How can we tell that there is an underabundance of OB stars in the Trapezium?

[Ann]

There has been a lot of talk about the putative intermediate mass black hole (IMBH) in the Trapezium Cluster in the Orion Nebula. The major reason to believe in such an IMBH is the stellar dynamics in the Trapezium. But another reason, if I understand it correctly, is the underabundance of OB stars in the Trapezium and in the Orion Nebula.

Ladislav Šubr, Pavel Kroupa, and Holger Baumgardt wrote:

We investigate the dynamical evolution of the Orion Nebula Cluster (ONC) by means of direct N-body integrations. A large fraction of residual gas was probably expelled when the ONC formed, so we assume that the ONC was much more compact when it formed compared with its current size, in agreement with the embedded cluster radius-mass relation from Marks & Kroupa. Hence, we assume that few-body relaxation played an important role during the initial phase of evolution of the ONC. In particular, three-body interactions among OB stars likely led to their ejection from the cluster and, at the same time, to the formation of a massive object via "runaway" physical stellar collisions. The resulting depletion of the high-mass end of the stellar mass function in the cluster is one of the important points where our models fit the observational data.

So the way I understand it, it is generally accepted in the astronomical community that there is a shortage of massive stars of spectral classes O and B in the Orion Nebula and the Trapezium. My question is how they can know that. How can you look at a young cluster and say that there are "too few" OB stars in it?

For that matter, how can you measure the parameters of a young cluster very carefully and say that there are too few OB stars in it?

I know that there is something called the initial mass function (IMF) of a cluster. I know that the IMF says something about how many OB stars you can expect in different kinds of young clusters, and I also know, of course, that high-mass stars are vastly more rare than low-mass stars. But I have never managed to get a real grip of the IMF, because it is way too mathematical for me. I know it says something about how many OB stars you can expect to find in a young cluster whose mass is 100 M_☉, or 1000 M_☉, or 10,000 M_☉. But I have no idea just how many OB stars we should expect to find in a young cluster whose mass is, let's say, 1000 M_☉.

Can you help me here?

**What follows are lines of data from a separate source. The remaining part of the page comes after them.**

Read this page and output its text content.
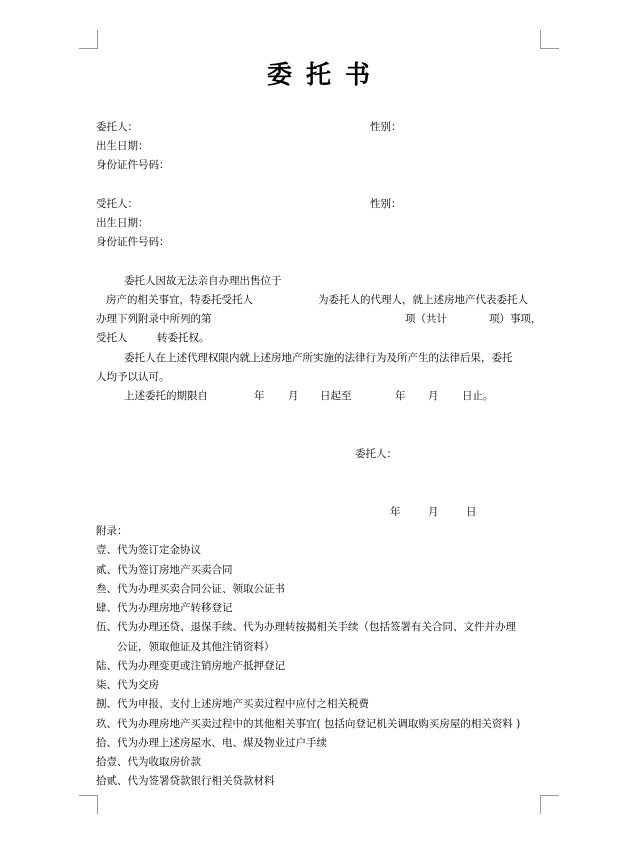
委托书
委托人：	性别：
出生日期：
身份证件号码：
受托人：	性别：
出生日期：
身份证件号码：
委托人因故无法亲自办理出售位于
房产的相关事宜，特委托受托人	为委托人的代理人，就上述房地产代表委托人
办理下列附录中所列的第	项（共计	项）事项，
受托人	转委托权。
委托人在上述代理权限内就上述房地产所实施的法律行为及所产生的法律后果，委托
人均予以认可。
上述委托的期限自	年 月 日起至	年 月 日止。
委托人：
年	月	日
附录：
壹、代为签订定金协议
贰、代为签订房地产买卖合同
叁、代为办理买卖合同公证、领取公证书
肆、代为办理房地产转移登记
伍、代为办理还贷、退保手续、代为办理转按揭相关手续（包括签署有关合同、文件并办理
公证，领取他证及其他注销资料）
陆、代为办理变更或注销房地产抵押登记
柒、代为交房
捌、代为申报、支付上述房地产买卖过程中应付之相关税费
玖、代为办理房地产买卖过程中的其他相关事宜( 包括向登记机关调取购买房屋的相关资料 )
拾、代为办理上述房屋水、电、煤及物业过户手续
拾壹、代为收取房价款
拾贰、代为签署贷款银行相关贷款材料
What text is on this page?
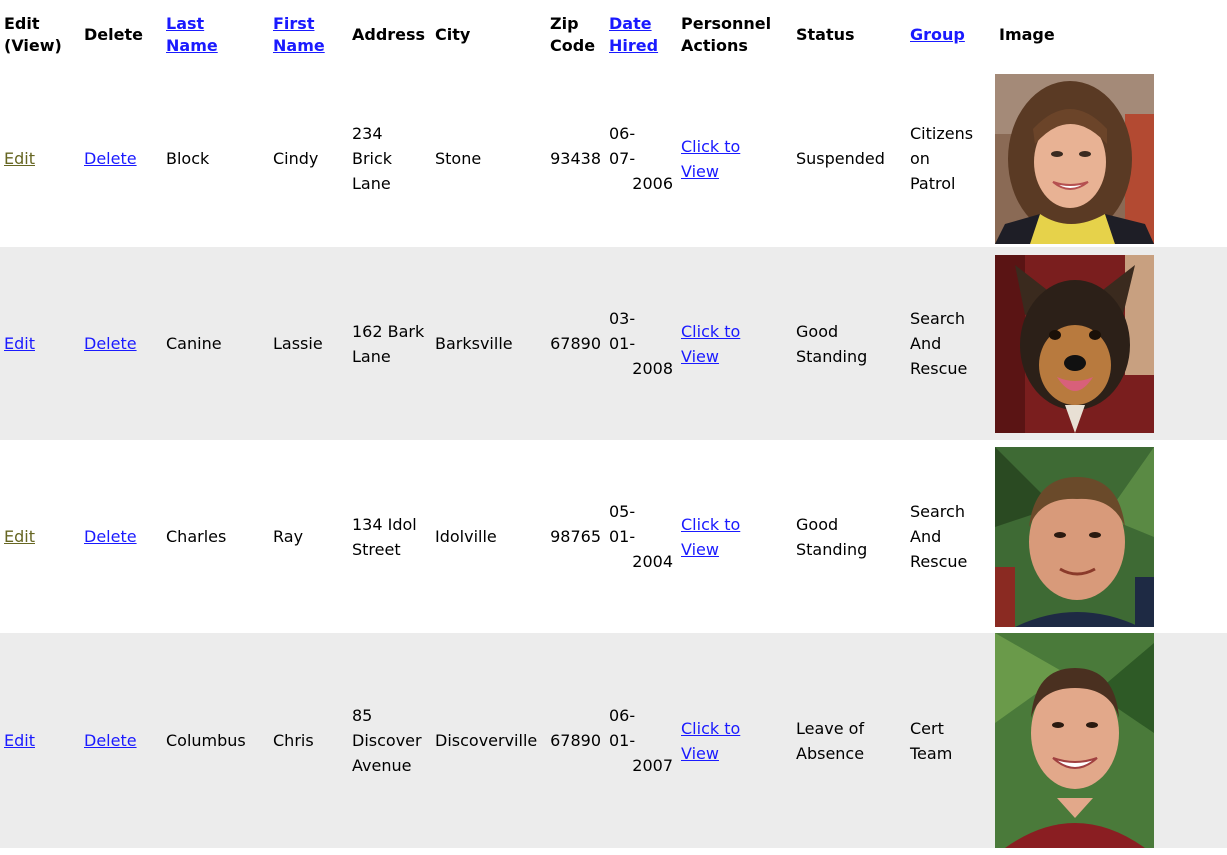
Edit
(View)	Delete	Last
Name	First
Name	Address	City	Zip
Code	Date
Hired	Personnel
Actions	Status	Group	Image
Edit	Delete	Block	Cindy	234
Brick
Lane	Stone	93438	06-
07-
2006	Click to
View	Suspended	Citizens
on
Patrol

Edit	Delete	Canine	Lassie	162 Bark
Lane	Barksville	67890	03-
01-
2008	Click to
View	Good
Standing	Search
And
Rescue

Edit	Delete	Charles	Ray	134 Idol
Street	Idolville	98765	05-
01-
2004	Click to
View	Good
Standing	Search
And
Rescue

Edit	Delete	Columbus	Chris	85
Discover
Avenue	Discoverville	67890	06-
01-
2007	Click to
View	Leave of
Absence	Cert
Team
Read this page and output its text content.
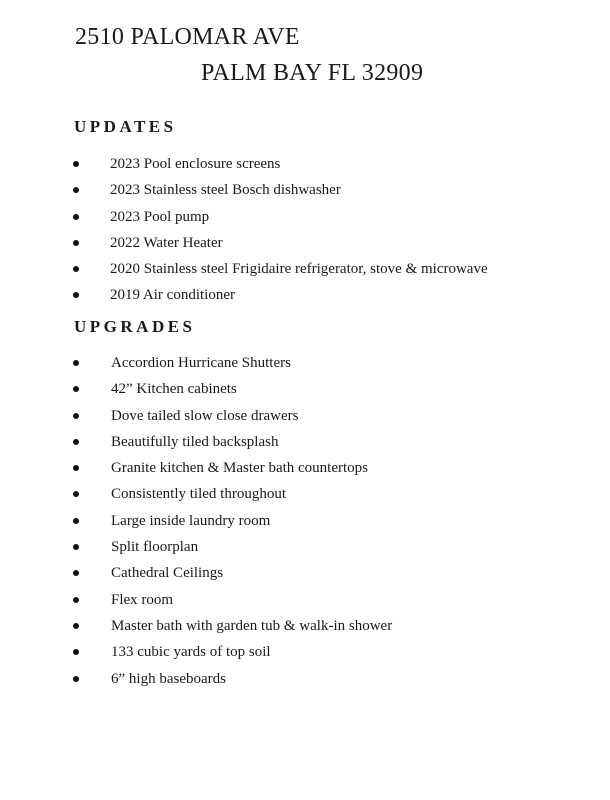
2510 PALOMAR AVE
PALM BAY FL 32909
UPDATES
2023 Pool enclosure screens
2023 Stainless steel Bosch dishwasher
2023 Pool pump
2022 Water Heater
2020 Stainless steel Frigidaire refrigerator, stove & microwave
2019 Air conditioner
UPGRADES
Accordion Hurricane Shutters
42” Kitchen cabinets
Dove tailed slow close drawers
Beautifully tiled backsplash
Granite kitchen & Master bath countertops
Consistently tiled throughout
Large inside laundry room
Split floorplan
Cathedral Ceilings
Flex room
Master bath with garden tub & walk-in shower
133 cubic yards of top soil
6” high baseboards
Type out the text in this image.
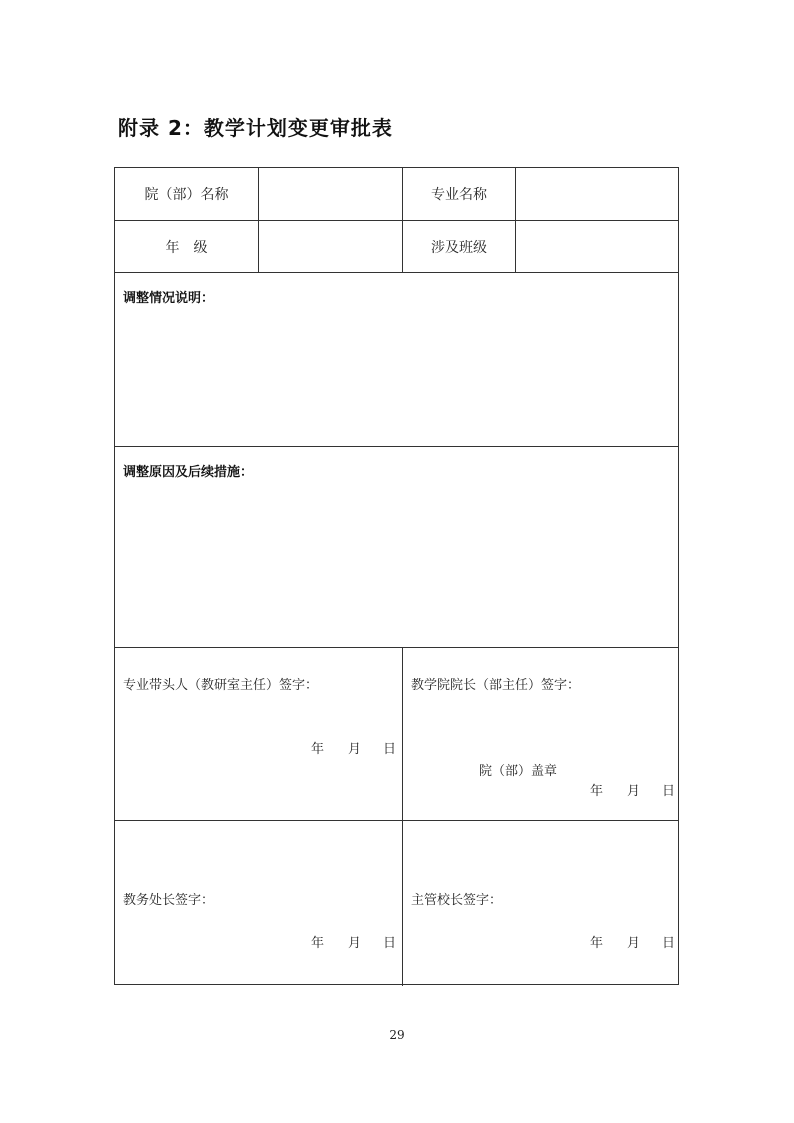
附录 2：教学计划变更审批表
院（部）名称	专业名称
年　级	涉及班级
调整情况说明：
调整原因及后续措施：
专业带头人（教研室主任）签字：
年 月 日
教学院院长（部主任）签字：
院（部）盖章
年 月 日
教务处长签字：
年 月 日
主管校长签字：
年 月 日
29
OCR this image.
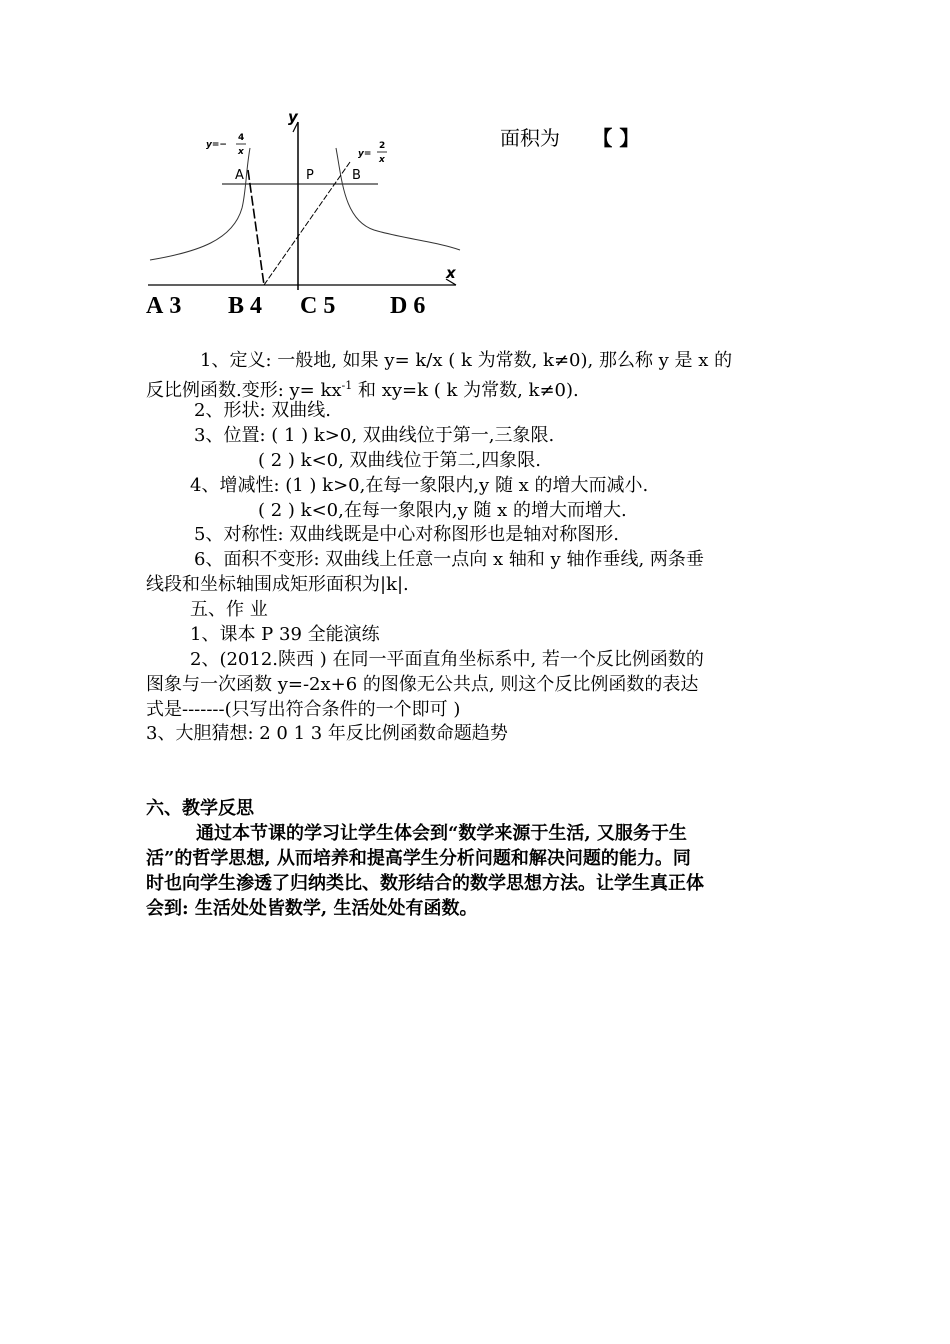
y
x
y=−
4
x	y=
2
x
A	P	B
面积为 【 】
A 3 B 4 C 5 D 6
1、定义: 一般地, 如果 y= k/x ( k 为常数, k≠0), 那么称 y 是 x 的
反比例函数.变形: $y= kx^{-1}$ 和 xy=k ( k 为常数, k≠0).
2、形状: 双曲线.
3、位置: ( 1 ) k>0, 双曲线位于第一,三象限.
( 2 ) k<0, 双曲线位于第二,四象限.
4、增减性: (1 ) k>0,在每一象限内,y 随 x 的增大而减小.
( 2 ) k<0,在每一象限内,y 随 x 的增大而增大.
5、对称性: 双曲线既是中心对称图形也是轴对称图形.
6、面积不变形: 双曲线上任意一点向 x 轴和 y 轴作垂线, 两条垂
线段和坐标轴围成矩形面积为|k|.
五、作 业
1、课本 P 39 全能演练
2、(2012.陕西 ) 在同一平面直角坐标系中, 若一个反比例函数的
图象与一次函数 y=-2x+6 的图像无公共点, 则这个反比例函数的表达
式是-------(只写出符合条件的一个即可 )
3、大胆猜想: 2 0 1 3 年反比例函数命题趋势
六、教学反思
通过本节课的学习让学生体会到“数学来源于生活, 又服务于生
活”的哲学思想, 从而培养和提高学生分析问题和解决问题的能力。同
时也向学生渗透了归纳类比、数形结合的数学思想方法。让学生真正体
会到: 生活处处皆数学, 生活处处有函数。
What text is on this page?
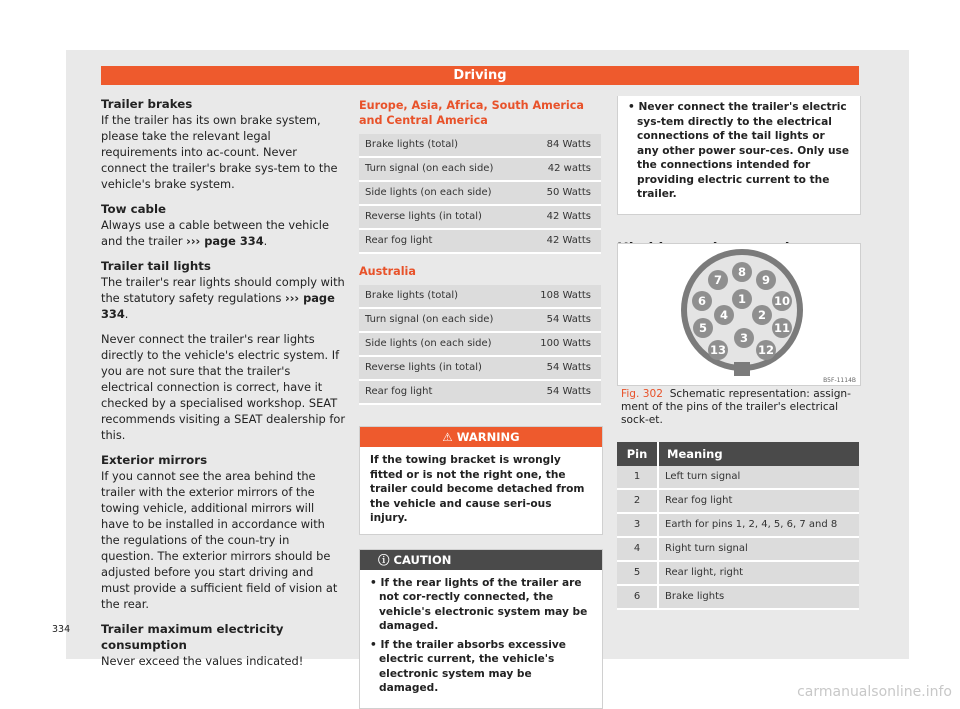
Driving
Trailer brakes

If the trailer has its own brake system, please take the relevant legal requirements into ac-count. Never connect the trailer's brake sys-tem to the vehicle's brake system.

Tow cable

Always use a cable between the vehicle and the trailer ››› page 334.

Trailer tail lights

The trailer's rear lights should comply with the statutory safety regulations ››› page 334.

Never connect the trailer's rear lights directly to the vehicle's electric system. If you are not sure that the trailer's electrical connection is correct, have it checked by a specialised workshop. SEAT recommends visiting a SEAT dealership for this.

Exterior mirrors

If you cannot see the area behind the trailer with the exterior mirrors of the towing vehicle, additional mirrors will have to be installed in accordance with the regulations of the coun-try in question. The exterior mirrors should be adjusted before you start driving and must provide a sufficient field of vision at the rear.

Trailer maximum electricity consumption

Never exceed the values indicated!

Europe, Asia, Africa, South America and Central America
Brake lights (total)	84 Watts
Turn signal (on each side)	42 watts
Side lights (on each side)	50 Watts
Reverse lights (in total)	42 Watts
Rear fog light	42 Watts
Australia
Brake lights (total)	108 Watts
Turn signal (on each side)	54 Watts
Side lights (on each side)	100 Watts
Reverse lights (in total)	54 Watts
Rear fog light	54 Watts
⚠ WARNING
If the towing bracket is wrongly fitted or is not the right one, the trailer could become detached from the vehicle and cause seri-ous injury.
ⓘ CAUTION
• If the rear lights of the trailer are not cor-rectly connected, the vehicle's electronic system may be damaged.
• If the trailer absorbs excessive electric current, the vehicle's electronic system may be damaged.
• Never connect the trailer's electric sys-tem directly to the electrical connections of the tail lights or any other power sour-ces. Only use the connections intended for providing electric current to the trailer.
1
2
3
4
5
6
7
8
9
10
11
12
13
B5F-1114B
Fig. 302 Schematic representation: assign-ment of the pins of the trailer's electrical sock-et.
Pin	Meaning
1	Left turn signal
2	Rear fog light
3	Earth for pins 1, 2, 4, 5, 6, 7 and 8
4	Right turn signal
5	Rear light, right
6	Brake lights
334
carmanualsonline.info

How many OB stars should there be in a young cluster of 1000 M_☉? How many OB stars should there have been in the Orion Nebula, if the high-mass end of stars there had not been depleted?

Ann

[BDanielMayfield]

Yes Ann, there has been about this. (Sorry if my use of that smilie offended, not my intention.) You have written very intelligently on this question, explaining your reasons for doubting the IBH in the Orion Nebula theory very well I think. I'd like to learn more about the IMF and its predictive merit also, so I hope someone provides more info as you've asked.

Opinions on this question seem to be rather strong. Why so? This is just another mystery to be unraveled by collecting enough data which will show which model is correct.

Personally back when this story was first reported by S&T I was very skeptical too. How could such a massive BH be hiding in that "tiny" space between the Trapezium that I had looked at with my own eyes through my own little telescope? It just didn't seem logical. It would have to have an accretion disk and jets, I thought. But then I learned more about why this wasn't the case. There really wasn't any evidence disproving this theory.

So I thought more about it in terms of galactic and even universal habitability. Which would be better for the planets in the regions around star forming places like Orion, having tens more O and B stars, all of which will go supernova someday, or one IBH that will only mess with things that get really close?

This IBH idea may be growning on astronomers also because their production is needed to help explain SMBHs in galactic cores. The most efficient way for them to grow would be to scarf down lots of IBHs.

So Ann is opposed, while I'm in favor. Personal biases drive opinions. Ann likes blue stars. I like habitability. Data doesn't care.

Bruce

[Ann]

Thanks, Bruce! And your smiley certainly didn't offend me.

But I'm disappointed that no one seems to know anything about the Initial Mass Function, since that might help us understand if there really should be more OB stars in the Trapezium, and if the formation of an intermediate black hole could explain the putative shortage of them. And the supposed shortage of OB stars in the Trapezium is an important factor in the argument that there is an intermediate mass black hole in the Trapezium.

Ann

[Chris Peterson]

So Ann is opposed, while I'm in favor. Personal biases drive opinions. Ann likes blue stars. I like habitability. Data doesn't care.

My bias leans towards avoiding bias. I have no strong opinion one way or the other. There are good arguments against the hypothesis, there are good ones for it. And a shortage of data. What is important is that the hypothesis itself is sound, and we recognize a few observational tests that can support or reject it. That's what science is all about.

I'm satisfied to consider it an interesting subject and wait for more evidence to accumulate. I doubt it will be too long.